Ticket Classification
ICT & Artificial Intelligence
Client company:CTV
Nikola Bolić
Ahmed Farah
Project description
Many companies have experienced the challenges of managing incoming requests, inquiries, and issues effectively within the organisations. Traditional methods of manual sorting and forwarding often lead to delays, errors, and inefficiencies, ultimately hindering productivity and customer satisfaction.
To address these challenges, the integration of automated ticketing systems has emerged as a transformative solution for businesses across various industries. Ticket automation systems
streamline the process of capturing, categorizing, and routing incoming requests, ensuring
prompt and accurate handling by the appropriate personnel. By leveraging advanced algorithms and intelligent routing mechanisms, these systems expedite response times and enhance organisational effectiveness.
Context
CTV also known as Container Trucking Venlo is a logistics company specialising in container
transport and intermodal solutions. Founded in 1989 with the primary goal of transporting
containers in the Venlo region and over the years expanded their services and became experts in offering intermodal transport from the western seaports. Intermodal transport refers to the movement of goods by using multiple different ways of transportation in the same journey. Multiple ways of transportation might include trains, trucks and ships. This way of transportation is made possible by implementing the use of standardised containers or trailers that can be easily transferred from one type of transportation to the other.

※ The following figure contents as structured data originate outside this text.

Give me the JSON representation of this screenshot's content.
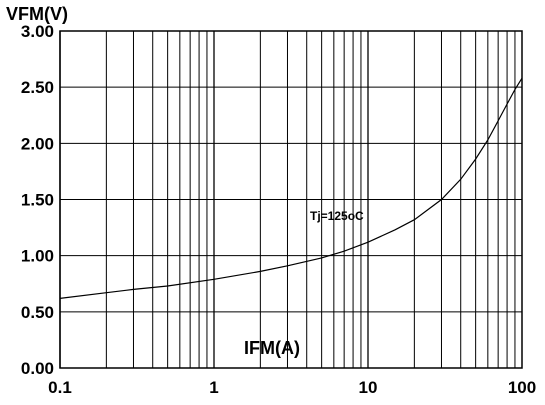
{
  "chart_data": {
    "type": "line",
    "title": "",
    "xlabel": "IFM(A)",
    "ylabel": "VFM(V)",
    "x_scale": "log",
    "xlim": [
      0.1,
      100
    ],
    "ylim": [
      0,
      3
    ],
    "x_ticks": [
      0.1,
      1,
      10,
      100
    ],
    "x_tick_labels": [
      "0.1",
      "1",
      "10",
      "100"
    ],
    "y_ticks": [
      0,
      0.5,
      1,
      1.5,
      2,
      2.5,
      3
    ],
    "y_tick_labels": [
      "0.00",
      "0.50",
      "1.00",
      "1.50",
      "2.00",
      "2.50",
      "3.00"
    ],
    "grid": true,
    "annotations": [
      {
        "text": "Tj=125oC",
        "x": 10,
        "y": 1.4
      }
    ],
    "series": [
      {
        "x": [
          0.1,
          0.2,
          0.3,
          0.5,
          1,
          2,
          3,
          5,
          7,
          10,
          15,
          20,
          30,
          40,
          50,
          60,
          70,
          80,
          90,
          100
        ],
        "y": [
          0.62,
          0.67,
          0.7,
          0.73,
          0.79,
          0.86,
          0.91,
          0.98,
          1.04,
          1.12,
          1.23,
          1.32,
          1.5,
          1.68,
          1.86,
          2.03,
          2.2,
          2.35,
          2.48,
          2.58
        ]
      }
    ]
  }
}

CTV specifically aims to combine rail, barge and truck efficiently as well as focusing on making
the last-mile as short as possible.
Results
The result of our project is a simple web application which serves as a proof of concept that makes use of our trained AI model. The AI takes as input the title of the ticket and the type of the ticket and outputs a prediction of which team within the company has to handle the request. The accuracy we have achieved on our test set is 94% which is significantly better than what the current accuracy of the company is.